Глупо притворяться, задирать голову слишком высоко. Глупо представлять себе, что ты всемогущая Кесси, которой любое дело по плечу. Глупо, потому что я такая же, как и миллионы других — одних друг на друга похожих — такая же слабая. Звезда, которая хочет, чтобы вокруг нее крутилось ее личное Солнце.

Я сжимаю в своих руках его теплую шею и чувствую, как реактивными толчками передвигается кровь по его организму. Чувствую исходящую от него жизнь.

— Джо, милый Джозеф… — шепчу я одними губами, но он, кажется, и так слышит каждое мое слово. — Я устала. Ты даже не представляешь, как я устала…

Мне кажется, что его в моей жизни никогда не было. Была только его злая, немного даже звериная, ехидная усмешка. Были его вечные "Кесси, ты же сильная". Но его самого. Не было.

Я теряю ощущение реальности. Перестаю распознавать границу того, что мне чудится, и границу того, что происходит на самом деле. Это невозможно разъединить — и теперь в моей голове существует только этот коктейль из вымысла и правды. Из того, о чем Ким когда-то мне не солгал.
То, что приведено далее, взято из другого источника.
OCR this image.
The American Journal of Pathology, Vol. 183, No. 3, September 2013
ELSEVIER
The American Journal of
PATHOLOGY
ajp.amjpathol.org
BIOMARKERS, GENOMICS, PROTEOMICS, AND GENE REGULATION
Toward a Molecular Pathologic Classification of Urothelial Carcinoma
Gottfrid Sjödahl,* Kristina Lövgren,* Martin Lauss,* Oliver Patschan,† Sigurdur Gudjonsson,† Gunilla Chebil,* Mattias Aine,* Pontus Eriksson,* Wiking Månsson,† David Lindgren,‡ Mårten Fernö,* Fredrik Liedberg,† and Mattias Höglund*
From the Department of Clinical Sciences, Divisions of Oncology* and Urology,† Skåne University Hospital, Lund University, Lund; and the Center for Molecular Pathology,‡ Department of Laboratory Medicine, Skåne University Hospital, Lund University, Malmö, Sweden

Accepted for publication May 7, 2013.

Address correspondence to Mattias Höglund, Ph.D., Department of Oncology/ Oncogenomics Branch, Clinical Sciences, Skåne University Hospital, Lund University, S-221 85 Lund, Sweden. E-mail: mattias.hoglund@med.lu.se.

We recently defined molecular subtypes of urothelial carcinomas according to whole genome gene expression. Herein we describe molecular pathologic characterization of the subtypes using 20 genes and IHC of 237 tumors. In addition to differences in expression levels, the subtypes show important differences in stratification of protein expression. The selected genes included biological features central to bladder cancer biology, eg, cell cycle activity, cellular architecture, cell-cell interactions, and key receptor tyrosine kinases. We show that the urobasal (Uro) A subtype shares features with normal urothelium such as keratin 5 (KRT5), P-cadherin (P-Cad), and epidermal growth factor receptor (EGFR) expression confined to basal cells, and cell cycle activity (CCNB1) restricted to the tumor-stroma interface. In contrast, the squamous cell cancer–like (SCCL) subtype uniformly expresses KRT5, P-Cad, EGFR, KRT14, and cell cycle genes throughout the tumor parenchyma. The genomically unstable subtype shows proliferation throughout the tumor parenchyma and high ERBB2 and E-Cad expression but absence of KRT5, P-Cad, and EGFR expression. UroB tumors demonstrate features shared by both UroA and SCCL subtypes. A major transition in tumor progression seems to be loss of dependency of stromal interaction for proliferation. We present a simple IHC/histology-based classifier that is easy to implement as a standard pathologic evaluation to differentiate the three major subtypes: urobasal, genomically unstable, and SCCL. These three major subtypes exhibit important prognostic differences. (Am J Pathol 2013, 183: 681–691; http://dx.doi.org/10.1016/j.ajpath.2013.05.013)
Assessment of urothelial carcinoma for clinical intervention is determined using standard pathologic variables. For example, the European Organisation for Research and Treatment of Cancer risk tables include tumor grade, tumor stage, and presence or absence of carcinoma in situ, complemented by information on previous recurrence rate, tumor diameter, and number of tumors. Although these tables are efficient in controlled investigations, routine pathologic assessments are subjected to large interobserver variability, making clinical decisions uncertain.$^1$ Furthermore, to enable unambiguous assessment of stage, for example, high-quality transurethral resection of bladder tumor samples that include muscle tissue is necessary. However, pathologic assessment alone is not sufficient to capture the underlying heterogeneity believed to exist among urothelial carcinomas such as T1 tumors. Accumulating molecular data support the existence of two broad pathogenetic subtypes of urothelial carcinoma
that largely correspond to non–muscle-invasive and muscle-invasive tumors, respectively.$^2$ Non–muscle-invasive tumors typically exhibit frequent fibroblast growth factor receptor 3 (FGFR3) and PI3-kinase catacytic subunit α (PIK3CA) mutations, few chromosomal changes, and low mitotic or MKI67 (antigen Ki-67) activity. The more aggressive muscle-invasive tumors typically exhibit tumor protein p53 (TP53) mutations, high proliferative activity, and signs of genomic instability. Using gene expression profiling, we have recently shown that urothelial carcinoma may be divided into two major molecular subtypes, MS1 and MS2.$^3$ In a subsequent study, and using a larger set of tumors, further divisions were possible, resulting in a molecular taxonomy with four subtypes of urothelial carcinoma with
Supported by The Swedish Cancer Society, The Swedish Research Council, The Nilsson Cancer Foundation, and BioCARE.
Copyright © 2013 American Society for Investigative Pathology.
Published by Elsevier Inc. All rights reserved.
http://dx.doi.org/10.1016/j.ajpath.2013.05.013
Я уже специально не закрываю дверь ванной, потому что знаю, для него закрытая дверь — это как приглашение, красная тряпка.

Опираясь о холодные края раковины, я внимательно изучаю собственное отражение, но понимаю, я — это уже не я. Я просто не могу быть этой девушкой с тусклыми, торчащими в разные стороны волосами. Это не под моими глазами за несколько ночей выросли ярко-фиолетовые круги, синяки. Это не я кусаю до крови и без того иссушенные губы. Это не я… Не в этом мире. Не сейчас.

Затем мой взгляд перемещается на неприметный кран бледно-хромового цвета. И что-то щелкает в голове. Я начинаю открывать-закрывать его, одновременно следя за густой водной струей. Горячо-холодно…

Это напоминает увлекательную детскую игру, когда вода появляется из ниоткуда и исчезает вникуда. Это напоминает мне о прошлом, о той придорожной гостинице, когда я была еще слепа. (Когда Ким еще был рядом.)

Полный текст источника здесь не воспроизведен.